Ser cristão é exigente porque sou chamado a trabalhar-me, a ir por caminhos por onde a maioria não vai, a ver com outros olhos uma realidade tantas vezes árdua e incompreensível. Mas ser cristão também é termos consciência do privilégio que é vivermos uma dor acompanhada por um Deus que nos abraça. Não somos fruto do acaso. Não somos acidentes de percurso. Não somos percalços da natureza. Somos, desde toda a eternidade, seres únicos na sua individualidade e amados por Deus. Tudo o que somos, o que escolhemos, o que nos acontece, o que experimentamos, o que rejeitamos, o que aceitamos faz parte da nossa identidade, da nossa história. O modo como eu lido com o que me acontece é o que me constrói. Por isso, como cristão, quero escolher ver e viver com esperança. Como cristão quero encontrar Deus nos momentos bons e menos bons da minha existência. Deus precisa do nosso testemunho de cristãos nas nossas circunstâncias mais desafiadoras, mais rigorosas, mais exigentes. É nesses momentos que Ele está mais presente e é, muitas vezes, aí que o podemos anunciar ao mundo com mais verdade, com mais plenitude, com mais concretude.

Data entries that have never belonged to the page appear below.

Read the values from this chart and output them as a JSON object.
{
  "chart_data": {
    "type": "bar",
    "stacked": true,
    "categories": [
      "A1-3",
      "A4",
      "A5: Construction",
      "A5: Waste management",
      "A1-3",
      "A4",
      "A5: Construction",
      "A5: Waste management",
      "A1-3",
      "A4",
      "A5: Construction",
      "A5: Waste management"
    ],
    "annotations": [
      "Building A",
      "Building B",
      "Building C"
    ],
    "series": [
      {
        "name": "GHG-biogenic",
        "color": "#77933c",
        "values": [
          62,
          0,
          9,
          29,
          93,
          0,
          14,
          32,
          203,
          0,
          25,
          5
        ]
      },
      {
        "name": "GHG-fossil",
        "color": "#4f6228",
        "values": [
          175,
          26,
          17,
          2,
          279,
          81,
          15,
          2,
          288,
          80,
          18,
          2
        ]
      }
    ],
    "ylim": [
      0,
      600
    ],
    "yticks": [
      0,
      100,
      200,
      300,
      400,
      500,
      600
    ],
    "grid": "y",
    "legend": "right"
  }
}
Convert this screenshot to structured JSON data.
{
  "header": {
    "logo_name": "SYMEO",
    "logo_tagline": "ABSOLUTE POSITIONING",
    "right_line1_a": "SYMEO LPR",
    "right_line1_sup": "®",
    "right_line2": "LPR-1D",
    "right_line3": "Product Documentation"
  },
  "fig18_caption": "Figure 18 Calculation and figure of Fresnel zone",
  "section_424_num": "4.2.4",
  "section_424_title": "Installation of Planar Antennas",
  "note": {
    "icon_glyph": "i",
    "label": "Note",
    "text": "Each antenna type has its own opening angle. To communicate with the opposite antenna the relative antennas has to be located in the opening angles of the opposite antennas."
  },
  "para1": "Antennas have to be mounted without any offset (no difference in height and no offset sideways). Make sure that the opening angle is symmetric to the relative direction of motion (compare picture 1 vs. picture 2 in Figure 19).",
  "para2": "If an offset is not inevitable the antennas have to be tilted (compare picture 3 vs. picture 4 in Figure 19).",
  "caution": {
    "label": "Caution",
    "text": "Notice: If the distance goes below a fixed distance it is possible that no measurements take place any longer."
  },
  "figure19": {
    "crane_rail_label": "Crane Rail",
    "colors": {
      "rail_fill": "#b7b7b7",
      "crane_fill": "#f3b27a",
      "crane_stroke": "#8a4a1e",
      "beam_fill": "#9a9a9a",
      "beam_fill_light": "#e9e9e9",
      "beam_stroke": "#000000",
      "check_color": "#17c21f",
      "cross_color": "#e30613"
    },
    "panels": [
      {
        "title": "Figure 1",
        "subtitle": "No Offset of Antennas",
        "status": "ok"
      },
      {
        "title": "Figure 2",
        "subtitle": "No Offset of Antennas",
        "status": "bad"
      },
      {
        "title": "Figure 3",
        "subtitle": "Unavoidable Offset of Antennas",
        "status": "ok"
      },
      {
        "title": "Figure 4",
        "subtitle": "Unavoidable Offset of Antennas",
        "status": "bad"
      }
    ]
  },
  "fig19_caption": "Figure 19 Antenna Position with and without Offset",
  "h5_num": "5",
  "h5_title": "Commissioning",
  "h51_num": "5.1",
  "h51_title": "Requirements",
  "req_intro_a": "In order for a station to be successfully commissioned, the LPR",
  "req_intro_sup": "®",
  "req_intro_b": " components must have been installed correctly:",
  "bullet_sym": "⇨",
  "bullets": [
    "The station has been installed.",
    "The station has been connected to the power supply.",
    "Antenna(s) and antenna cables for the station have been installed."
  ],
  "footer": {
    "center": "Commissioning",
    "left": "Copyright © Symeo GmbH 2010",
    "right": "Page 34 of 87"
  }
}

Nos meses seguintes à morte do Jorge, enquanto eu e a minha comunidade nos íamos reconstruindo numa existência nova, numa das minhas meditações, surgiu-me a seguinte frase, que, hoje, muito a uso como oração diária: “Senhor, não sei o que me espera, mas sei que Tu me esperas sempre naquilo que eu não esperava.” Entreguemos a Deus tudo o que somos. Viver a esperança cristã não é não ter medo ou não o sentir. É antes aceitar essas dores e colocá-las nas mãos de Deus. E esperar contra toda a esperança, como nos diz São Paulo numa das suas Cartas. O Filho de Deus fez-se Homem para nos acompanhar em tudo, até mesmo nas nossas sombras e medos. Na sua morte na cruz está toda a dor que cada um de nós experimenta. Não estamos sozinhos. Mesmo na mais profunda das tristezas, há sempre aquela Luz que não se apaga. Essa Luz tem um nome – Jesus. Essa Luz tem um rosto – os nossos próximos (família, amigos, comunidade). Essa Luz tem uma força intensa – a do Amor. Essa Luz tem uma duração plena – a da Eternidade. “Confia no Senhor, põe nele a tua esperança”.